Viele mag es überraschen, dass nicht nur eine Leinenbinde im Grab Christi gefunden wurde – das Turiner Grabtuch wird von den meisten Katholiken heute als diese Leinenbinde verehrt –, sondern mehrere Tücher. Im Johannesevangelium heißt es ausdrücklich: „Er sah die Leinenbinden liegen, das Schweißtuch aber, das über seinem Haupte war, lag nicht bei den Leinenbinden, sondern zusammengefaltet für sich an einem eigenen Platz.“ (Joh 20,6-7). Das hier als Schweißtuch benannte Tuch verdankt seine stetig wachsende Bekanntheit in unserer Zeit dem bekannten Journalisten und Schriftsteller Paul Badde, der in seinem Buch „Das Göttliche Gesicht“ das Tuch „wiederfand“ und seine Geschichte erzählte.
Eines ist klar: Kein Katholik ist verpflichtet, an die Echtheit des Grabtuchs von Turin sowie des Schweißtuch zu glauben, das auch als „Schleier von Manoppello“ bekannt ist. In seinem jüngsten Werk „Das Grabtuch von Turin oder das Geheimnis der heiligen Bilder“ geht Paul Badde indes von dieser Prämisse aus.
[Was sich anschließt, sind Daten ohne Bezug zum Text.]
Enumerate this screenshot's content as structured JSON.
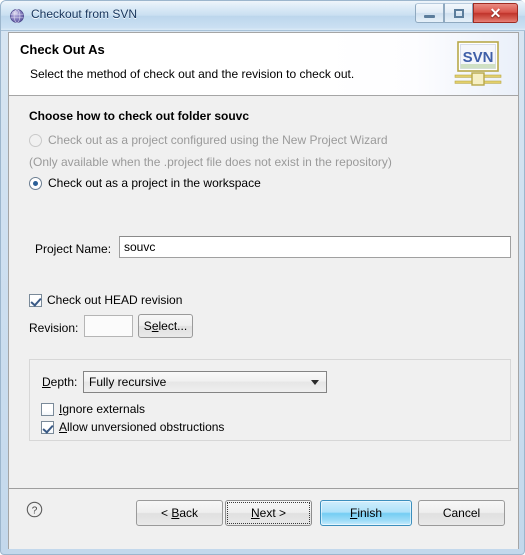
{
  "window": {
    "title": "Checkout from SVN",
    "icon": "svn-globe-icon",
    "controls": {
      "minimize": "Minimize",
      "maximize": "Maximize",
      "close": "Close",
      "close_glyph": "✕"
    }
  },
  "header": {
    "title": "Check Out As",
    "description": "Select the method of check out and the revision to check out.",
    "logo_text": "SVN",
    "logo_name": "svn-banner-logo"
  },
  "page": {
    "group_label": "Choose how to check out folder souvc",
    "radio_wizard": {
      "label": "Check out as a project configured using the New Project Wizard",
      "checked": false,
      "enabled": false
    },
    "wizard_hint": "(Only available when the .project file does not exist in the repository)",
    "radio_workspace": {
      "label": "Check out as a project in the workspace",
      "checked": true,
      "enabled": true
    },
    "project_name": {
      "label": "Project Name:",
      "value": "souvc",
      "placeholder": ""
    },
    "head_revision": {
      "label": "Check out HEAD revision",
      "checked": true
    },
    "revision": {
      "label": "Revision:",
      "value": "",
      "placeholder": "",
      "select_button": "Select...",
      "select_button_mnemonic": "e"
    },
    "depth_group": {
      "depth_label": "Depth:",
      "depth_label_mnemonic": "D",
      "depth_value": "Fully recursive",
      "depth_options": [
        "Fully recursive"
      ],
      "ignore_externals": {
        "label": "Ignore externals",
        "mnemonic": "I",
        "checked": false
      },
      "allow_unversioned": {
        "label": "Allow unversioned obstructions",
        "mnemonic": "A",
        "checked": true
      }
    }
  },
  "buttonbar": {
    "help": "?",
    "help_name": "help-icon",
    "back": "< Back",
    "back_mnemonic": "B",
    "next": "Next >",
    "next_mnemonic": "N",
    "finish": "Finish",
    "finish_mnemonic": "F",
    "cancel": "Cancel"
  },
  "colors": {
    "titlebar_text": "#17355c",
    "close_button": "#c0342b",
    "default_button": "#74cdf3",
    "dialog_background": "#f0f0f0",
    "disabled_text": "#9a9a9a",
    "radio_dot": "#2b5f97"
  }
}
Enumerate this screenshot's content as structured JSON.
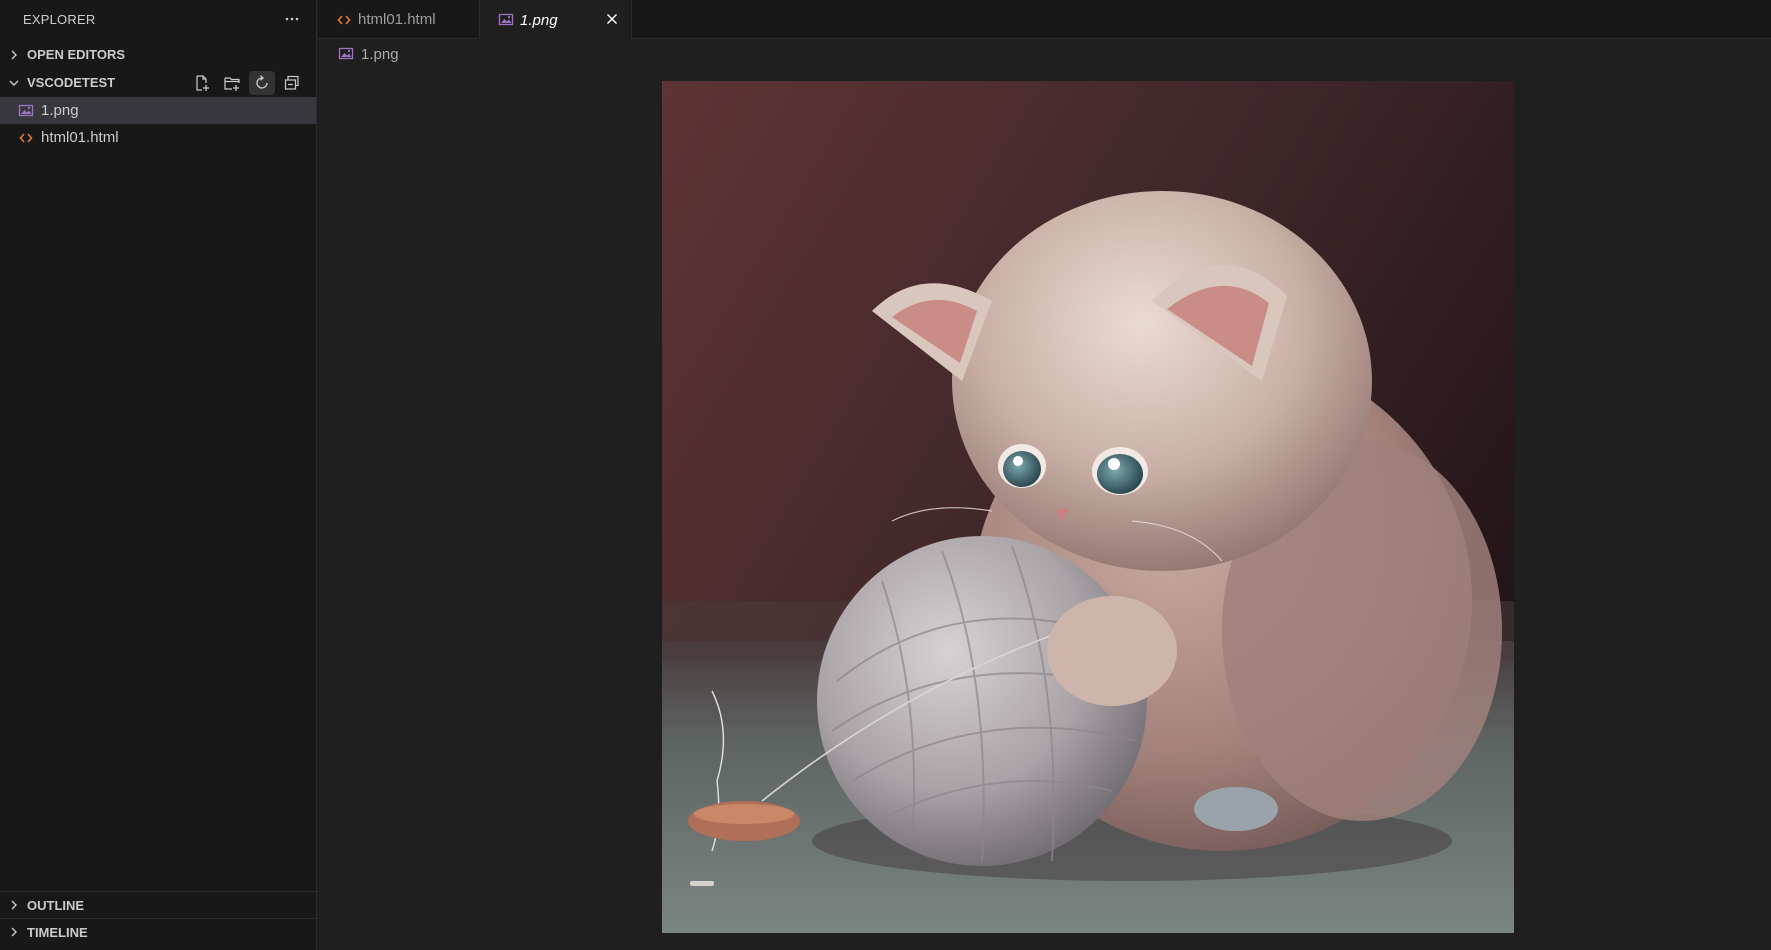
{
  "sidebar": {
    "title": "EXPLORER",
    "more_icon": "ellipsis-icon",
    "sections": {
      "open_editors": "OPEN EDITORS",
      "project": "VSCODETEST",
      "outline": "OUTLINE",
      "timeline": "TIMELINE"
    },
    "project_actions": [
      "new-file-icon",
      "new-folder-icon",
      "refresh-icon",
      "collapse-all-icon"
    ],
    "files": [
      {
        "name": "1.png",
        "icon": "image-file-icon",
        "selected": true
      },
      {
        "name": "html01.html",
        "icon": "html-file-icon",
        "selected": false
      }
    ]
  },
  "tabs": [
    {
      "label": "html01.html",
      "icon": "html-file-icon",
      "active": false
    },
    {
      "label": "1.png",
      "icon": "image-file-icon",
      "active": true,
      "preview": true
    }
  ],
  "breadcrumb": {
    "file": "1.png"
  },
  "colors": {
    "sidebar_bg": "#181818",
    "editor_bg": "#1f1f1f",
    "selected_row": "#37373d",
    "html_icon": "#e37933",
    "image_icon": "#a074c4"
  }
}
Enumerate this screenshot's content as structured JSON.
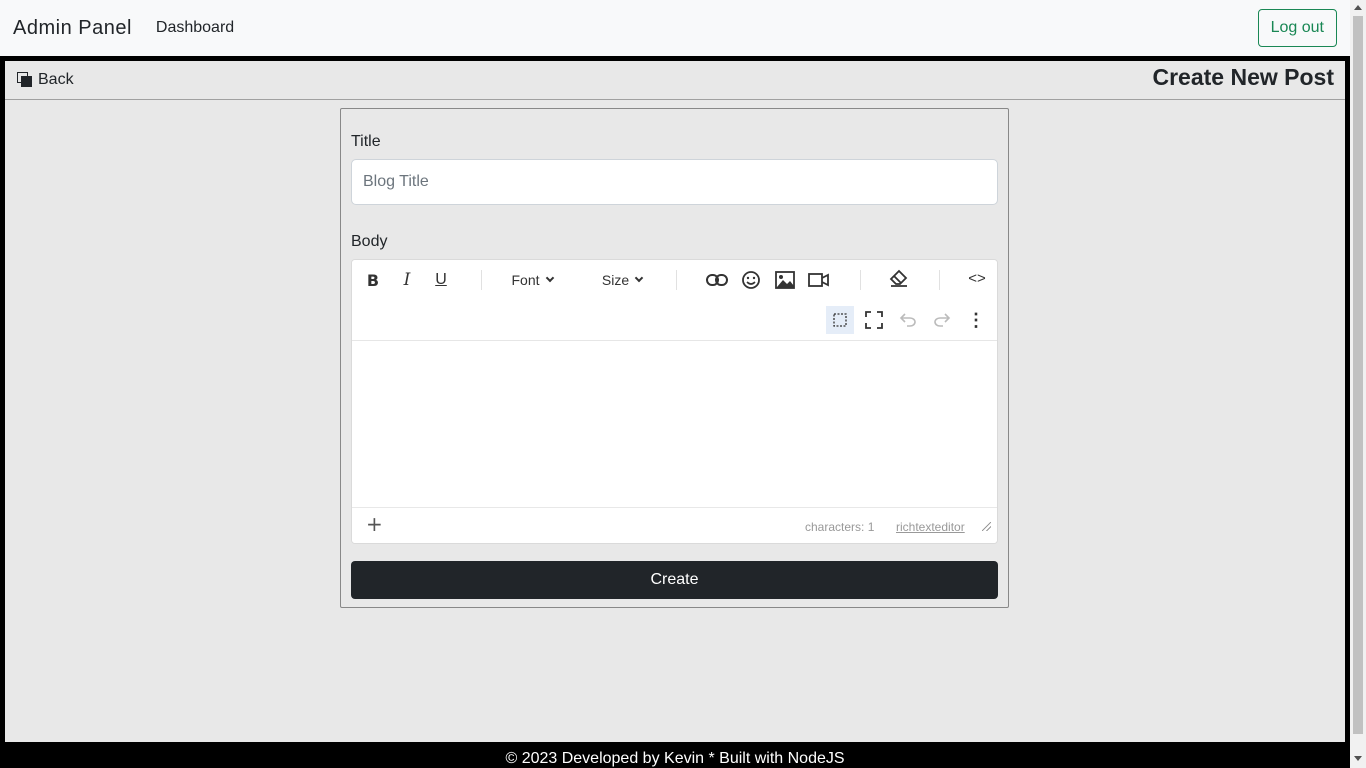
{
  "navbar": {
    "brand": "Admin Panel",
    "dashboard_link": "Dashboard",
    "logout_label": "Log out"
  },
  "header": {
    "back_label": "Back",
    "page_title": "Create New Post"
  },
  "form": {
    "title_label": "Title",
    "title_placeholder": "Blog Title",
    "title_value": "",
    "body_label": "Body",
    "create_label": "Create"
  },
  "editor": {
    "toolbar": {
      "bold": "B",
      "italic": "I",
      "underline": "U",
      "font_label": "Font",
      "size_label": "Size",
      "code_view": "<>",
      "more": "⋮"
    },
    "status": {
      "add": "+",
      "characters": "characters: 1",
      "brand_link": "richtexteditor"
    },
    "icons": [
      "bold-icon",
      "italic-icon",
      "underline-icon",
      "link-icon",
      "emoji-icon",
      "image-icon",
      "video-icon",
      "eraser-icon",
      "code-icon",
      "show-blocks-icon",
      "fullscreen-icon",
      "undo-icon",
      "redo-icon",
      "more-icon"
    ]
  },
  "footer": {
    "text": "© 2023 Developed by Kevin * Built with NodeJS"
  },
  "colors": {
    "accent_success": "#198754",
    "button_dark": "#212529",
    "page_bg": "#e8e8e8"
  }
}
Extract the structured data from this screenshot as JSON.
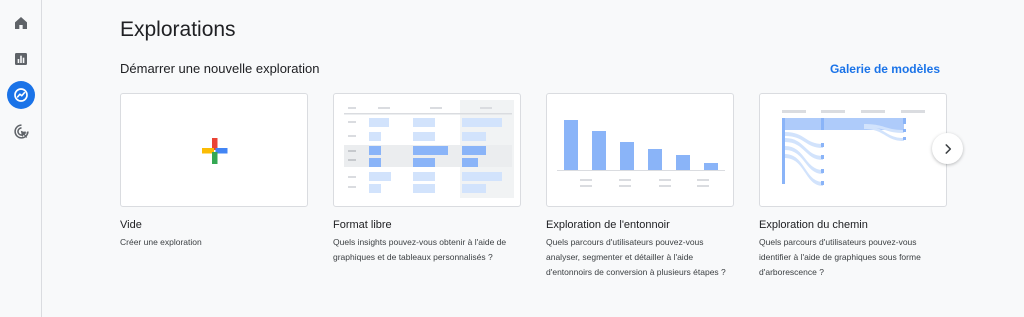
{
  "nav": {
    "items": [
      {
        "name": "home-icon",
        "active": false
      },
      {
        "name": "reports-icon",
        "active": false
      },
      {
        "name": "explore-icon",
        "active": true
      },
      {
        "name": "advertising-icon",
        "active": false
      }
    ]
  },
  "page": {
    "title": "Explorations",
    "subtitle": "Démarrer une nouvelle exploration",
    "gallery_link": "Galerie de modèles"
  },
  "cards": [
    {
      "title": "Vide",
      "description": "Créer une exploration",
      "thumbnail": "plus-icon"
    },
    {
      "title": "Format libre",
      "description": "Quels insights pouvez-vous obtenir à l'aide de graphiques et de tableaux personnalisés ?",
      "thumbnail": "table-thumbnail"
    },
    {
      "title": "Exploration de l'entonnoir",
      "description": "Quels parcours d'utilisateurs pouvez-vous analyser, segmenter et détailler à l'aide d'entonnoirs de conversion à plusieurs étapes ?",
      "thumbnail": "funnel-thumbnail"
    },
    {
      "title": "Exploration du chemin",
      "description": "Quels parcours d'utilisateurs pouvez-vous identifier à l'aide de graphiques sous forme d'arborescence ?",
      "thumbnail": "path-thumbnail"
    }
  ],
  "colors": {
    "accent": "#1a73e8",
    "thumb_blue": "#8ab4f8",
    "thumb_light": "#d2e3fc",
    "thumb_grey": "#dadce0"
  },
  "next_button": {
    "icon": "chevron-right-icon"
  }
}
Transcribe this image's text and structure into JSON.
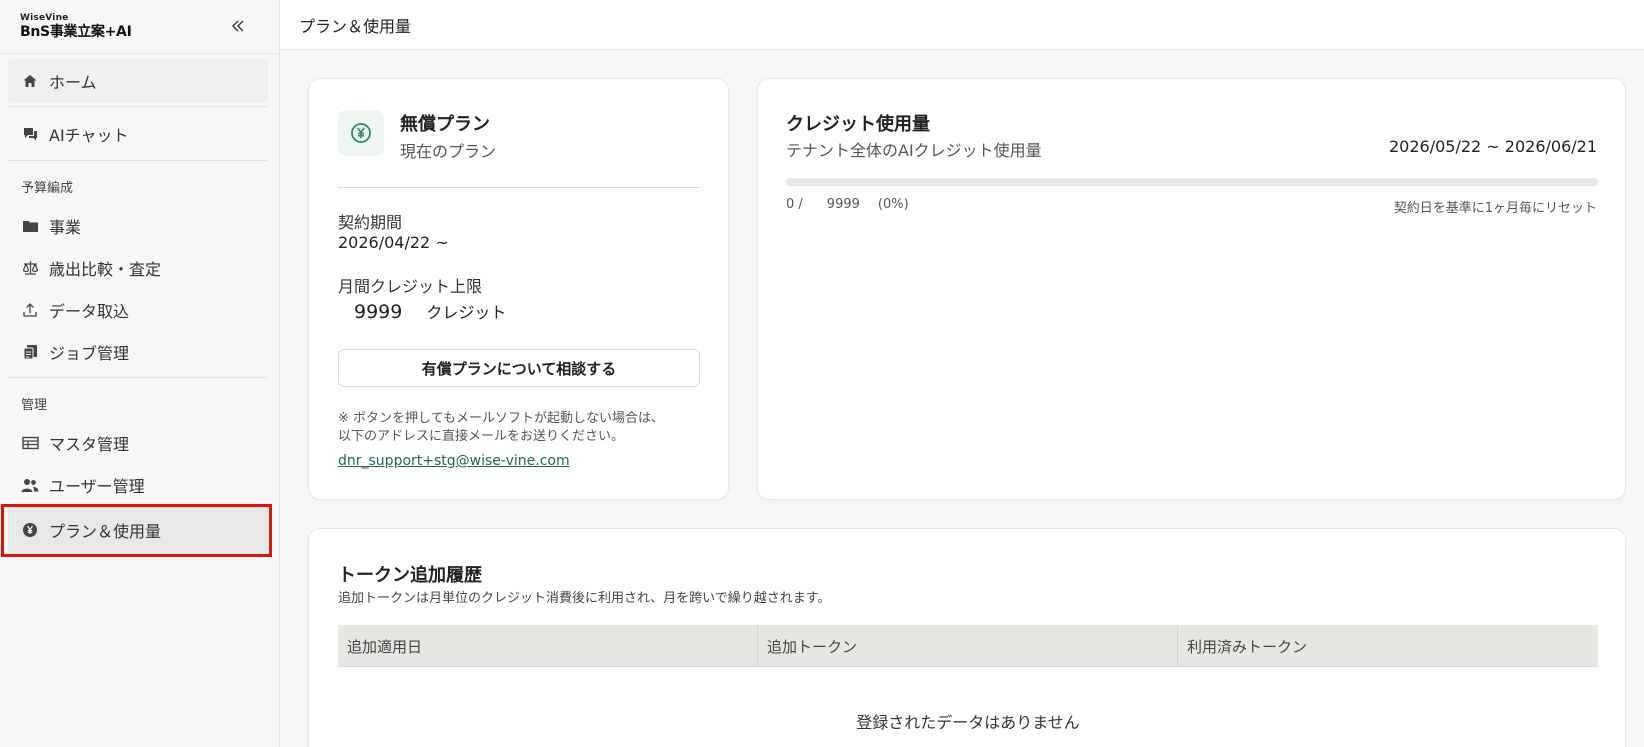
{
  "sidebar": {
    "brand_small": "WiseVine",
    "brand_main": "BnS事業立案+AI",
    "home": "ホーム",
    "ai_chat": "AIチャット",
    "section_budget": "予算編成",
    "business": "事業",
    "comparison": "歳出比較・査定",
    "data_import": "データ取込",
    "job_mgmt": "ジョブ管理",
    "section_admin": "管理",
    "master_mgmt": "マスタ管理",
    "user_mgmt": "ユーザー管理",
    "plan_usage": "プラン＆使用量"
  },
  "header": {
    "title": "プラン＆使用量"
  },
  "plan": {
    "name": "無償プラン",
    "sub": "現在のプラン",
    "contract_label": "契約期間",
    "contract_value": "2026/04/22 ~",
    "monthly_label": "月間クレジット上限",
    "monthly_value": "9999",
    "monthly_unit": "クレジット",
    "consult_button": "有償プランについて相談する",
    "note_line1": "※ ボタンを押してもメールソフトが起動しない場合は、",
    "note_line2": "以下のアドレスに直接メールをお送りください。",
    "email": "dnr_support+stg@wise-vine.com"
  },
  "usage": {
    "title": "クレジット使用量",
    "sub": "テナント全体のAIクレジット使用量",
    "period": "2026/05/22 ~ 2026/06/21",
    "used": "0 /",
    "limit": "9999",
    "percent": "(0%)",
    "progress_fraction": 0,
    "reset_note": "契約日を基準に1ヶ月毎にリセット"
  },
  "history": {
    "title": "トークン追加履歴",
    "sub": "追加トークンは月単位のクレジット消費後に利用され、月を跨いで繰り越されます。",
    "columns": [
      "追加適用日",
      "追加トークン",
      "利用済みトークン"
    ],
    "empty": "登録されたデータはありません"
  },
  "colors": {
    "accent": "#2e8b63",
    "highlight": "#e0140f"
  }
}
Er stellt sich die Frage: „Was ist, wenn es so ist?“ Und siehe da, es scheint sich ein Puzzleteil in das andere zu fügen.
In dem ihm eigenen Reportagestil schildert Badde, ausgehend vom Morgen mit dem „leeren“ Grab, den Weg der beiden Tücher und plädiert dafür, sie als eine Art „erstes Evangelium“ zu verstehen. Beeindruckend ist Baddes Auge für Details. So bemerkt er etwa die Ähnlichkeit zwischen dem Ortsnamen Manoppello und dem Manipel (manipulus), einem kleinen liturgischen Kleidungsstück, welches der Priester bis zur Liturgiereform an seinem linken Unterarm trurg – und noch immer trägt in der außerordentlichen Form des römischen Ritus. Dabei fungierte der Manipel ursprünglich als Schweißtuch. Und in Manoppello wird eben das Schweißtuch Christi aufbewahrt. Natürlich ist das nach menschlichem Ermessen Zufall und beweist nicht die Echtheit des Tuches – aber zumindest den göttlichen Humor.
Eindrucksvoll nimmt sich auch die Rekonstruktion des Geschehens im „leeren“ Grab aus, als Petrus und Johannes am Ostermorgen dort ankamen und die Tücher fanden. „Denn nun hatte Petrus in dem schattigen Dunkel auf dem Boden plötzlich auch noch etwas anderes erblickt. […] Nur auf dem Boden konnte es vom Licht erfasst werden. Auf die Bank fiel überhaupt kein Licht, unmöglich. Der Lichteinfall war durch den niedrigen Eingang nur auf den Boden möglich.“
Der Autor dieses rundum empfehlenswerten Buches, das mit zahlreichen Bildern illustriert ist (die leider manchmal etwas grobkörnig wirken), arbeitet zurzeit als Korrespondent für die Tageszeitung „Die Welt“ in Rom. Zuvor war er in Jerusalem stationiert. Zudem ist Badde seit einigen Jahren einer der Herausgeber der monatlich erscheinenden Zeitschrift „Vatican-Magazin“. Seine bekanntesten Buchveröffentlichungen sind „Maria von Guadalupe. Wie das Erscheinen der Jungfrau Maria Weltgeschichte schrieb“ sowie „Das Göttliche Gesicht. Die abenteuerliche Suche nach dem wahren Antlitz Jesu“.